* * *

Прилетев, мы обнаружили у входной двери дары от Пятницы – большую сетку лимонов с апельсинами. Остановлюсь на происхождении этих традиционных даров от нашего смотрителя, причитающихся каждому из его подшефных по приезде.

Дело в том, что Пятница присматривает за несколькими домами сразу. Когда приезжаем мы, он обирает сад соседей слева, а если они на месте, разорению подвергается сад соседей напротив и так далее. Понятное дело, что пока отсутствуем мы, а речь идет как минимум о десяти месяцах из двенадцати, все это время Пятница в качестве welcome food использует дары нашего собственного сада, и без того не шибко щедрого на урожай.

Поблагодарив смотрителя за презент, я кинулся обследовать наполовину выложенные мрамором санузлы. О, ужас! Вместо бело-серого тона, который я заказал, стены оказались покрыты темно-серым камнем.
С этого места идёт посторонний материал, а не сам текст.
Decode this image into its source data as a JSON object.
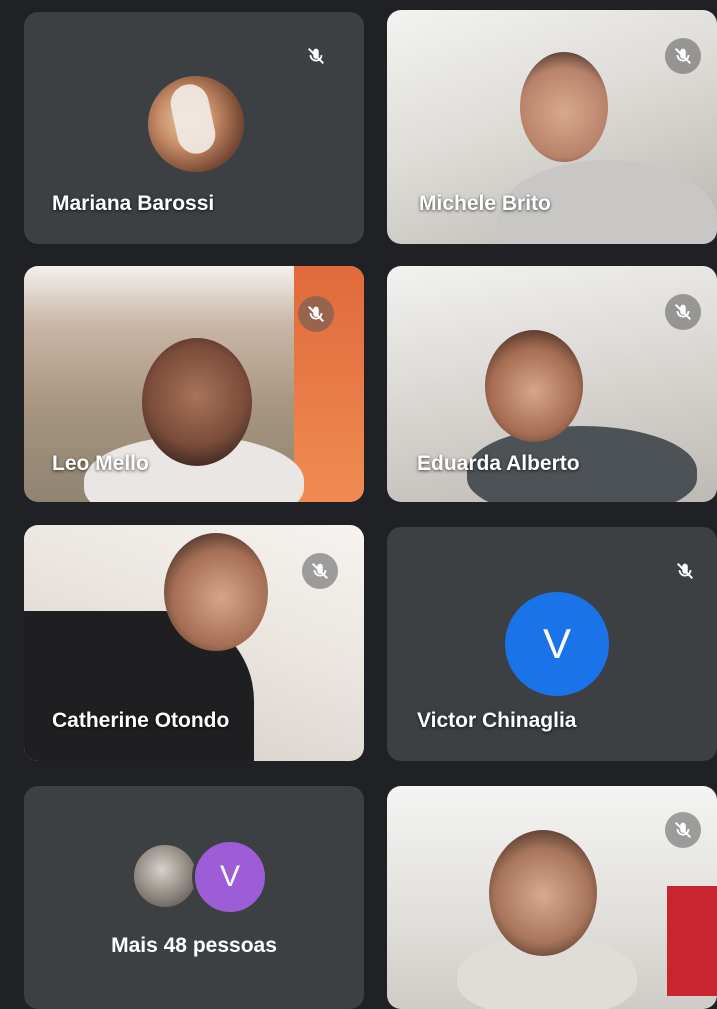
{
  "participants": [
    {
      "name": "Mariana Barossi",
      "muted": true,
      "avatar": "photo"
    },
    {
      "name": "Michele Brito",
      "muted": true,
      "video": true
    },
    {
      "name": "Leo Mello",
      "muted": true,
      "video": true
    },
    {
      "name": "Eduarda Alberto",
      "muted": true,
      "video": true
    },
    {
      "name": "Catherine Otondo",
      "muted": true,
      "video": true
    },
    {
      "name": "Victor Chinaglia",
      "muted": true,
      "avatar_letter": "V"
    },
    {
      "name": "",
      "muted": true,
      "video": true
    }
  ],
  "overflow": {
    "label": "Mais 48 pessoas",
    "avatar_letter": "V"
  },
  "icons": {
    "mute": "mic-off-icon"
  },
  "colors": {
    "background": "#202124",
    "tile": "#3c4043",
    "avatar_blue": "#1a73e8",
    "avatar_purple": "#9c5dd6"
  }
}
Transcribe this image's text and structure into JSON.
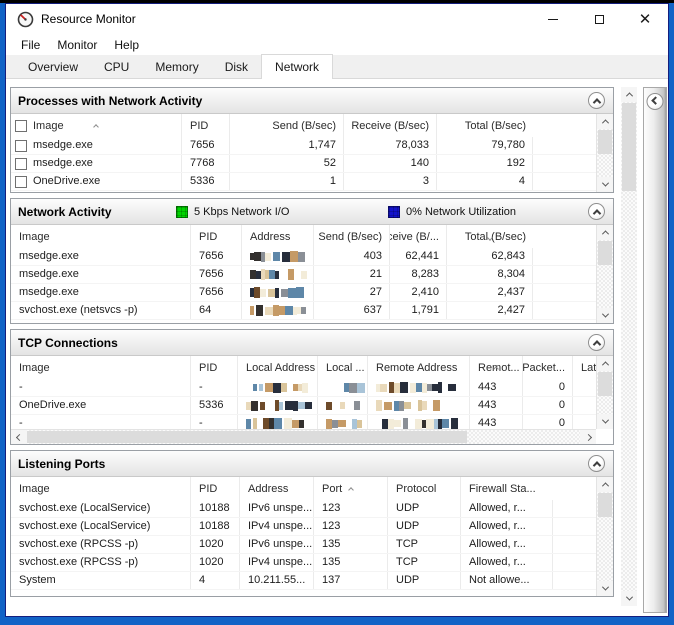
{
  "window": {
    "title": "Resource Monitor",
    "controls": {
      "minimize": "minimize",
      "maximize": "maximize",
      "close": "✕"
    }
  },
  "menu": {
    "file": "File",
    "monitor": "Monitor",
    "help": "Help"
  },
  "tabs": [
    {
      "label": "Overview",
      "active": false
    },
    {
      "label": "CPU",
      "active": false
    },
    {
      "label": "Memory",
      "active": false
    },
    {
      "label": "Disk",
      "active": false
    },
    {
      "label": "Network",
      "active": true
    }
  ],
  "sections": [
    {
      "id": "processes-with-network-activity",
      "title": "Processes with Network Activity",
      "checkboxes": true,
      "columns": [
        {
          "label": "Image",
          "sort": "up"
        },
        {
          "label": "PID"
        },
        {
          "label": "Send (B/sec)",
          "align": "right"
        },
        {
          "label": "Receive (B/sec)",
          "align": "right"
        },
        {
          "label": "Total (B/sec)",
          "align": "right"
        }
      ],
      "rows": [
        [
          "msedge.exe",
          "7656",
          "1,747",
          "78,033",
          "79,780"
        ],
        [
          "msedge.exe",
          "7768",
          "52",
          "140",
          "192"
        ],
        [
          "OneDrive.exe",
          "5336",
          "1",
          "3",
          "4"
        ]
      ]
    },
    {
      "id": "network-activity",
      "title": "Network Activity",
      "legend": [
        {
          "color": "#00d400",
          "label": "5 Kbps Network I/O"
        },
        {
          "color": "#1414cc",
          "label": "0% Network Utilization"
        }
      ],
      "columns": [
        {
          "label": "Image"
        },
        {
          "label": "PID"
        },
        {
          "label": "Address",
          "mosaic": true,
          "mw": 52
        },
        {
          "label": "Send (B/sec)",
          "align": "right"
        },
        {
          "label": "Receive (B/...",
          "align": "right"
        },
        {
          "label": "Total (B/sec)",
          "align": "right",
          "sort": "down"
        }
      ],
      "rows": [
        [
          "msedge.exe",
          "7656",
          null,
          "403",
          "62,441",
          "62,843"
        ],
        [
          "msedge.exe",
          "7656",
          null,
          "21",
          "8,283",
          "8,304"
        ],
        [
          "msedge.exe",
          "7656",
          null,
          "27",
          "2,410",
          "2,437"
        ],
        [
          "svchost.exe (netsvcs -p)",
          "64",
          null,
          "637",
          "1,791",
          "2,427"
        ]
      ]
    },
    {
      "id": "tcp-connections",
      "title": "TCP Connections",
      "hscroll": true,
      "columns": [
        {
          "label": "Image"
        },
        {
          "label": "PID"
        },
        {
          "label": "Local Address",
          "mosaic": true,
          "mw": 60
        },
        {
          "label": "Local ...",
          "mosaic": true,
          "mw": 34
        },
        {
          "label": "Remote Address",
          "mosaic": true,
          "mw": 82
        },
        {
          "label": "Remot...",
          "sort": "up"
        },
        {
          "label": "Packet...",
          "align": "right"
        },
        {
          "label": "Late..."
        }
      ],
      "rows": [
        [
          "-",
          "-",
          null,
          null,
          null,
          "443",
          "0"
        ],
        [
          "OneDrive.exe",
          "5336",
          null,
          null,
          null,
          "443",
          "0"
        ],
        [
          "-",
          "-",
          null,
          null,
          null,
          "443",
          "0"
        ]
      ]
    },
    {
      "id": "listening-ports",
      "title": "Listening Ports",
      "columns": [
        {
          "label": "Image"
        },
        {
          "label": "PID"
        },
        {
          "label": "Address"
        },
        {
          "label": "Port",
          "sort": "up"
        },
        {
          "label": "Protocol"
        },
        {
          "label": "Firewall Sta..."
        }
      ],
      "rows": [
        [
          "svchost.exe (LocalService)",
          "10188",
          "IPv6 unspe...",
          "123",
          "UDP",
          "Allowed, r..."
        ],
        [
          "svchost.exe (LocalService)",
          "10188",
          "IPv4 unspe...",
          "123",
          "UDP",
          "Allowed, r..."
        ],
        [
          "svchost.exe (RPCSS -p)",
          "1020",
          "IPv6 unspe...",
          "135",
          "TCP",
          "Allowed, r..."
        ],
        [
          "svchost.exe (RPCSS -p)",
          "1020",
          "IPv4 unspe...",
          "135",
          "TCP",
          "Allowed, r..."
        ],
        [
          "System",
          "4",
          "10.211.55...",
          "137",
          "UDP",
          "Not allowe..."
        ]
      ]
    }
  ]
}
Слава богу, владелец фабрики без звука согласился поменять мрамор и даже сделал это без доплаты. Грузовик примчался уже через три дня, и новая партия камня переливалась именно теми цветами и оттенками, которые я мечтал заполучить. В очередной раз сбив плитку, мастера вновь приступили к укладке.

Одного из плиточников звали Макис. Этот грузный ворчун в основном выполнял черновые работы и безостановочно костерил то геометрию стен и консистенцию клеевого раствора, то качество заточки режущего инструмента и излишнюю сноровистость напарника, то погоду за окном и политику премьер-министра.

Второй плиточник – подвижный, худощавый человек по имени Йоргос Перандонакис – был не в пример куда более улыбчивым и жизнерадостным. А еще Йоргос оказался настоящим перфекционистом. Даже когда я, глядя на его работу, считая ее законченной, говорил, что все отлично и можно двигаться дальше, Йоргос с улыбкой возражал:

– Отлично? Да. Но не идеально.

И продолжал выравнивать одному ему видимые микроны. Прежде чем приступить к укладке, Йоргос в сторонке подолгу занимался моделированием, выкладывая нечто вроде бесконечного пасьянса и проверяя, насколько хорошо отдельные фрагменты сочетаются друг с другом и какую картину они образуют в целом.

Благодаря такому высокохудожественному подходу наши санузлы в какой-то момент стали больше походить на арт-объекты, чем на отхожие места. Я даже опасался, что мой организм ни за что не осмелится облегчиться посреди этакого благолепия, что в итоге могло бы привести к серьезным проблемам со здоровьем. Впрочем, эти страхи мне удалось побороть довольно быстро. Ведь так устроены люди: чем красивее место, тем быстрее хочется там нагадить.

Окрыленный первыми результатами, глядя на ванные и туалеты, получившиеся донельзя роскошными, я про себя поблагодарил Фани и проникся уверенностью, что все остальные нанятые ею работники окажутся такими же супер-профессионалами, как Йоргос. Тогда ремонт оказался бы легкой прогулкой, и к этому, похоже, все шло.

* * *

Так вышло, что наш приезд пришелся на Масленицу, которую греки дословно называют Безмясицей, или Ао́бкриес. Надо сказать, это не исконно греческая придумка, а калька со слова «карнавал», предположительно происходящего от латинского carne vale, то есть «прощай, мясо!».

Несмотря на трагизм, заключенный в названии, мяса в эти дни верующие как раз таки едят до отвала. Готовясь к долгой и мучительной разлуке с «бифтеки» и «сувлаки», греки что есть силы стремятся создать стратегический запас этих продуктов в своем организме. Кроме повальной обжираловки праздники, понятное дело, сопровождаются карнавалами, самым крупным из которых считается тот, что проходит в городе Штры.